Following the biggest and driest Glastonbury for years, in a welcome boost to the UK economy, drug dealers have reported a bumper sales boost at this year’s festival.
Ian ‘The Gange’ Napton, “We had a brilliant few days, much better than we expected. It seems the crowd were ‘totes up’ for ‘getting off their tits’.”
“As usual the Blow sold well and the new vape inhalers boosted accessory sales. We’re seeing a clear trend towards healthier drug addiction.”
“Coke sales crashed after so many Tory MP’s admitted it was their drug of choice. No one wants to take the same drugs as their dad.”
“However, Molly went through the roof, helped by the good weather and the Magic Mushies were very popular with vegan junkies and tea drinkers.”
“We also saw a marked increase in the sale of ‘Grey Drugs’, like Sanatogen, Seven Seas and Cod Liver Oil. This unexpected bonus was driven by the appearance of ; Kylie, Janet Jackson, Jeff Goldblum, Bananarama, Vera Lynn and Nicholas Parsons.”
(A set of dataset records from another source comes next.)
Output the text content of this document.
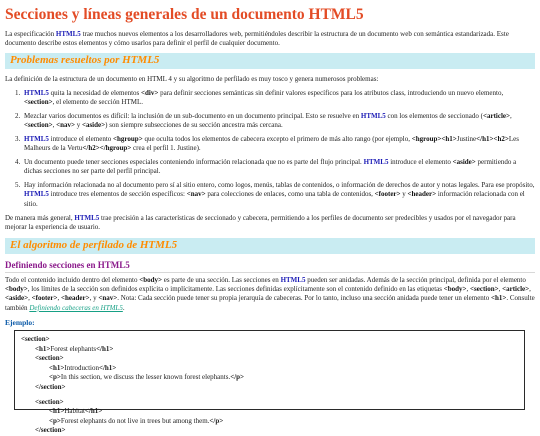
Secciones y líneas generales de un documento HTML5

La especificación HTML5 trae muchos nuevos elementos a los desarrolladores web, permitiéndoles describir la estructura de un documento web con semántica estandarizada. Este documento describe estos elementos y cómo usarlos para definir el perfil de cualquier documento.

Problemas resueltos por HTML5

La definición de la estructura de un documento en HTML 4 y su algoritmo de perfilado es muy tosco y genera numerosos problemas:

1. HTML5 quita la necesidad de elementos <div> para definir secciones semánticas sin definir valores específicos para los atributos class, introduciendo un nuevo elemento, <section>, el elemento de sección HTML.
2. Mezclar varios documentos es difícil: la inclusión de un sub-documento en un documento principal. Esto se resuelve en HTML5 con los elementos de seccionado (<article>, <section>, <nav> y <aside>) son siempre subsecciones de su sección ancestra más cercana.
3. HTML5 introduce el elemento <hgroup> que oculta todos los elementos de cabecera excepto el primero de más alto rango (por ejemplo, <hgroup><h1>Justine</h1><h2>Les Malheurs de la Vertu</h2></hgroup> crea el perfil 1. Justine).
4. Un documento puede tener secciones especiales conteniendo información relacionada que no es parte del flujo principal. HTML5 introduce el elemento <aside> permitiendo a dichas secciones no ser parte del perfil principal.
5. Hay información relacionada no al documento pero sí al sitio entero, como logos, menús, tablas de contenidos, o información de derechos de autor y notas legales. Para ese propósito, HTML5 introduce tres elementos de sección específicos: <nav> para colecciones de enlaces, como una tabla de contenidos, <footer> y <header> información relacionada con el sitio.

De manera más general, HTML5 trae precisión a las características de seccionado y cabecera, permitiendo a los perfiles de documento ser predecibles y usados por el navegador para mejorar la experiencia de usuario.

El algoritmo de perfilado de HTML5
Definiendo secciones en HTML5

Todo el contenido incluido dentro del elemento <body> es parte de una sección. Las secciones en HTML5 pueden ser anidadas. Además de la sección principal, definida por el elemento <body>, los límites de la sección son definidos explícita o implícitamente. Las secciones definidas explícitamente son el contenido definido en las etiquetas <body>, <section>, <article>, <aside>, <footer>, <header>, y <nav>. Nota: Cada sección puede tener su propia jerarquía de cabeceras. Por lo tanto, incluso una sección anidada puede tener un elemento <h1>. Consulte también Definiendo cabeceras en HTML5.

Ejemplo:
<section>
<h1>Forest elephants</h1>
<section>
<h1>Introduction</h1>
<p>In this section, we discuss the lesser known forest elephants.</p>
</section>
<section>
<h1>Habitat</h1>
<p>Forest elephants do not live in trees but among them.</p>
</section>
The Police said they were glad the event had gone well and that they hadn’t had to do anything more arduous than sit in the sun eating donuts. “It’s not on our agenda to arrest middle-class white kids getting their rocks off. The worst this lot get up to is some remorseful sex, shitting in a bucket and telling everyone they meet that they ‘should feel the vibe’” ,”keep it real” and “just chill”. The only thing they use a knife for is destoning an avocado.”